The query field for phenotypes also features an open text search with autocompletion, but in this case it accepts HPO identifiers related to phenotype names. Query results contain diseases characterised by the given phenotype, together with genes and variants that are related to it (Fig. 4).
Conclusions
HmtPhenome (https://www.hmtphenome.uniba.it) offers a comprehensive view of relationships between variants, genes, phenotypes and diseases with a particular involvement in mitochondrial functionality. These data can be extremely useful for researchers and clinicians looking to integrate information coming from different resources and focusing on separate aspects of physiological and pathological mitochondria.
Given the high number of resources involved and the impressive amount of data generated and manipulated by HmtPhenome, a great effort was made to ensure this system would work seamlessly and efficiently, through the usage of state-of-the-art programming frameworks and a set of default fallback data. The most useful online resources with data about variants, gene, diseases and phenotypes are scanned to gather information about these biological entities, and these information are then thoroughly aggregated and returned to the user both in graphical and textual form. This allows to identify and further investigate existent biological relationships at a glance, as well as finding potential new players involved in mitochondrial functionality to some extent.

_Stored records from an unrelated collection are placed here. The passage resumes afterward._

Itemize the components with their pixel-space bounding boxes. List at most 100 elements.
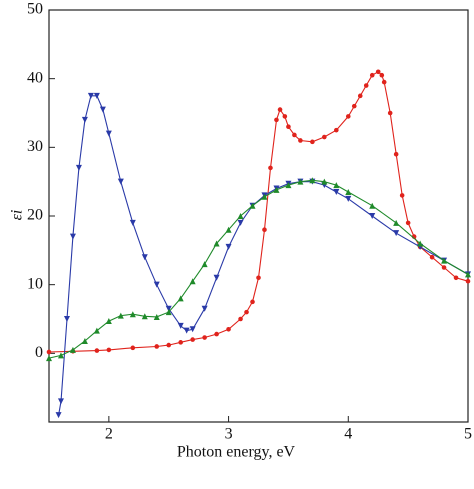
data-point [453,275,459,281]
data-point [237,219,244,226]
data-point [63,316,70,322]
data-point [282,114,288,119]
data-point [99,106,106,113]
data-point [178,340,183,345]
y-tick-label: 40 [27,69,43,86]
data-point [250,299,255,305]
data-point [55,412,62,419]
plot-frame [48,9,469,423]
data-point [226,327,231,332]
data-point [334,127,339,133]
data-point [201,261,208,268]
data-point [393,230,400,237]
data-point [225,226,232,233]
data-point [75,164,82,171]
data-point [285,182,292,189]
data-point [351,103,357,109]
data-point [153,281,160,288]
data-point [286,124,291,130]
data-point [238,316,243,322]
data-point [405,220,411,226]
data-point [244,309,249,315]
data-point [129,311,136,318]
data-point [214,331,219,337]
y-tick-label: 30 [27,138,43,155]
data-point [46,349,52,355]
data-point [117,178,124,185]
data-point [333,188,340,195]
data-point [105,130,112,137]
data-point [379,72,385,78]
data-point [165,309,172,316]
data-point [277,107,283,112]
data-point [46,355,52,362]
data-point [183,327,190,334]
data-point [94,348,100,353]
y-tick-label: 20 [27,207,43,224]
data-point [268,165,273,171]
data-point [93,92,100,99]
data-point [237,213,244,219]
data-point [393,151,399,157]
data-point [57,352,64,359]
data-point [369,202,376,209]
data-point [117,312,124,319]
data-point [105,318,112,325]
data-point [177,295,184,302]
data-point [441,265,447,270]
data-point [363,83,369,88]
data-point [273,186,280,193]
data-point [225,243,232,250]
data-point [369,72,375,78]
data-point [154,344,160,349]
data-point [130,345,136,351]
data-point [387,110,393,116]
x-axis-label: Photon energy, eV [177,444,296,461]
data-point [417,240,424,247]
data-point [298,138,303,143]
data-point [297,178,304,185]
data-point [165,305,172,312]
data-point [166,342,172,348]
data-point [81,337,88,344]
data-point [69,233,76,240]
y-tick-label: 0 [35,344,43,361]
data-point [262,227,267,233]
y-tick-label: 50 [27,1,43,18]
data-point [345,114,351,119]
data-point [465,278,471,284]
data-point [310,139,315,145]
data-point [261,193,268,200]
data-point [213,240,220,247]
data-point [141,254,148,261]
data-point [177,322,184,329]
x-tick-label: 5 [464,426,472,443]
data-point [106,347,112,353]
data-point [345,195,352,202]
data-point [321,178,328,185]
data-point [441,257,448,264]
data-point [141,313,148,320]
data-point [333,182,340,189]
data-point [87,92,94,99]
data-point [465,271,471,278]
data-point [213,274,220,281]
data-point [81,116,88,123]
data-point [57,398,64,405]
data-point [375,69,381,75]
data-point [189,326,196,333]
data-point [189,278,196,285]
data-point [369,213,376,219]
x-tick-label: 2 [105,426,113,443]
x-tick-label: 4 [344,426,352,443]
data-point [345,188,352,195]
data-point [322,134,327,140]
data-point [190,337,195,342]
data-point [292,132,297,138]
data-point [357,93,363,99]
x-tick-label: 3 [225,426,233,443]
y-axis-label: εi [9,210,26,221]
data-point [381,79,387,85]
data-point [69,346,76,353]
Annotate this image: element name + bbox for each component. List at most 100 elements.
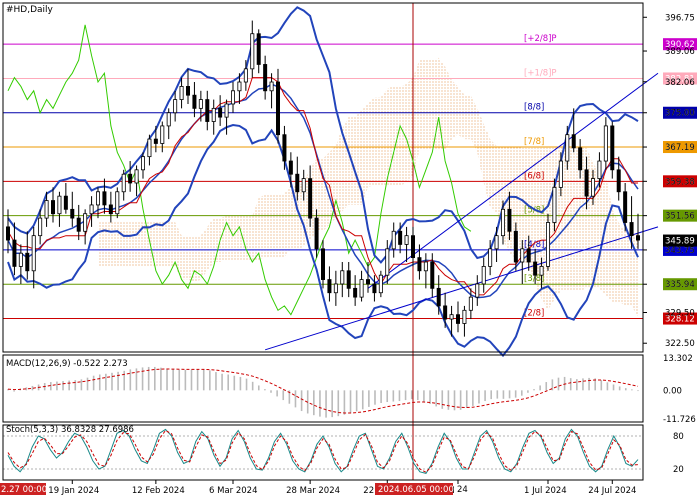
price-tag-text: 367.19	[665, 143, 695, 153]
candle	[513, 222, 518, 271]
candle-body	[63, 195, 68, 210]
candle	[224, 99, 229, 135]
candle-body	[327, 279, 332, 294]
candle	[591, 169, 596, 205]
candle-body	[76, 217, 81, 232]
candle	[546, 213, 551, 271]
candle-body	[31, 235, 36, 272]
candle	[243, 60, 248, 91]
candle-body	[552, 186, 557, 223]
candle-body	[256, 33, 261, 65]
murrey-level-label: [+1/8]P	[524, 68, 557, 78]
candle-body	[275, 81, 280, 136]
candle	[430, 253, 435, 298]
x-tick-label: 24 Jul 2024	[588, 486, 636, 496]
macd-frame	[2, 354, 644, 423]
candle-body	[333, 283, 338, 294]
candle-body	[230, 90, 235, 105]
candle-body	[44, 200, 49, 219]
channel-lower-line	[264, 226, 659, 351]
candle-body	[488, 248, 493, 267]
candle	[481, 257, 486, 293]
candle	[83, 209, 88, 245]
candle	[610, 121, 615, 179]
murrey-level-label: [8/8]	[524, 103, 544, 113]
candle	[410, 226, 415, 267]
y-tick-label: 359.38	[665, 177, 695, 187]
candle	[211, 99, 216, 135]
candle-body	[591, 178, 596, 197]
current-price-text: 345.89	[665, 237, 695, 247]
candle	[230, 82, 235, 113]
candle-body	[462, 309, 467, 324]
candle	[558, 152, 563, 197]
candle	[417, 244, 422, 280]
candle	[333, 270, 338, 306]
candle	[301, 169, 306, 201]
price-tag-text: 382.81	[665, 74, 695, 84]
candle-body	[443, 305, 448, 320]
symbol-label: #HD,Daily	[6, 5, 54, 15]
price-tag-text: 359.38	[665, 177, 695, 187]
candle-body	[102, 191, 107, 206]
candle-body	[546, 222, 551, 267]
candle-body	[520, 248, 525, 263]
candle	[250, 20, 255, 78]
candle	[121, 169, 126, 201]
price-tag	[663, 243, 697, 256]
candle-body	[57, 195, 62, 215]
y-tick-label: 389.06	[665, 47, 695, 57]
candle	[462, 305, 467, 337]
candle-body	[250, 33, 255, 70]
candle	[140, 152, 145, 179]
stochastic-panel[interactable]	[3, 428, 643, 474]
murrey-level-label: [2/8]	[524, 309, 544, 319]
candle	[423, 253, 428, 289]
price-tag-text: 335.94	[665, 280, 695, 290]
candle-body	[597, 160, 602, 179]
candle-body	[263, 64, 268, 92]
candle-body	[224, 103, 229, 118]
candle	[636, 213, 641, 249]
price-tag	[663, 38, 697, 51]
candle-body	[391, 230, 396, 250]
candle-body	[539, 265, 544, 276]
y-tick-label: 322.50	[665, 339, 695, 349]
candle	[18, 244, 23, 284]
candle	[288, 152, 293, 188]
stoch-signal-line	[7, 429, 639, 473]
candle-body	[571, 134, 576, 149]
candle	[256, 29, 261, 74]
candle	[44, 191, 49, 227]
price-tag	[663, 72, 697, 85]
x-tick-label: 12 Feb 2024	[132, 486, 185, 496]
price-tag	[663, 209, 697, 222]
candle	[571, 108, 576, 153]
y-tick-label: 343.75	[665, 246, 695, 256]
candle	[365, 262, 370, 293]
candle	[275, 68, 280, 144]
candle-body	[385, 248, 390, 276]
candle-body	[346, 270, 351, 289]
candle-body	[565, 134, 570, 162]
candle	[353, 275, 358, 306]
candle	[51, 187, 56, 223]
murrey-level-label: [6/8]	[524, 171, 544, 181]
candle	[25, 231, 30, 280]
candle	[378, 270, 383, 298]
candle	[494, 226, 499, 263]
candle-body	[513, 230, 518, 263]
candle	[552, 178, 557, 232]
candle-body	[269, 81, 274, 92]
candle-body	[38, 217, 43, 237]
macd-panel[interactable]	[7, 366, 639, 418]
macd-y-tick-label: 0.00	[663, 386, 682, 396]
candle	[198, 90, 203, 122]
murrey-level-label: [5/8]	[524, 206, 544, 216]
candle	[526, 235, 531, 271]
candle-body	[372, 283, 377, 294]
main-price-chart[interactable]: [+2/8]P [+1/8]P [8/8] [7/8] [6/8] [5/8] [4/8] […	[3, 3, 659, 480]
candle-body	[128, 173, 133, 184]
candle	[173, 90, 178, 122]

Although the current implementation of HmtPhenome queries a limited number of third-party resources, the returned set of information is extensive and serves efficiently its purpose of providing a wide overview of the relationships existing among variants, genes, diseases and phenotypes, particularly as regarding mitochondrial functionality. More external resources will be integrated into this system with the upcoming updates, with particular attention to mitochondria-focused ones, in order to increase the amount of data processed and augment the added value of the information integration performed by HmtPhenome.
Footnotes
Update on query functions, results caching and local storage of mitochondrial variants.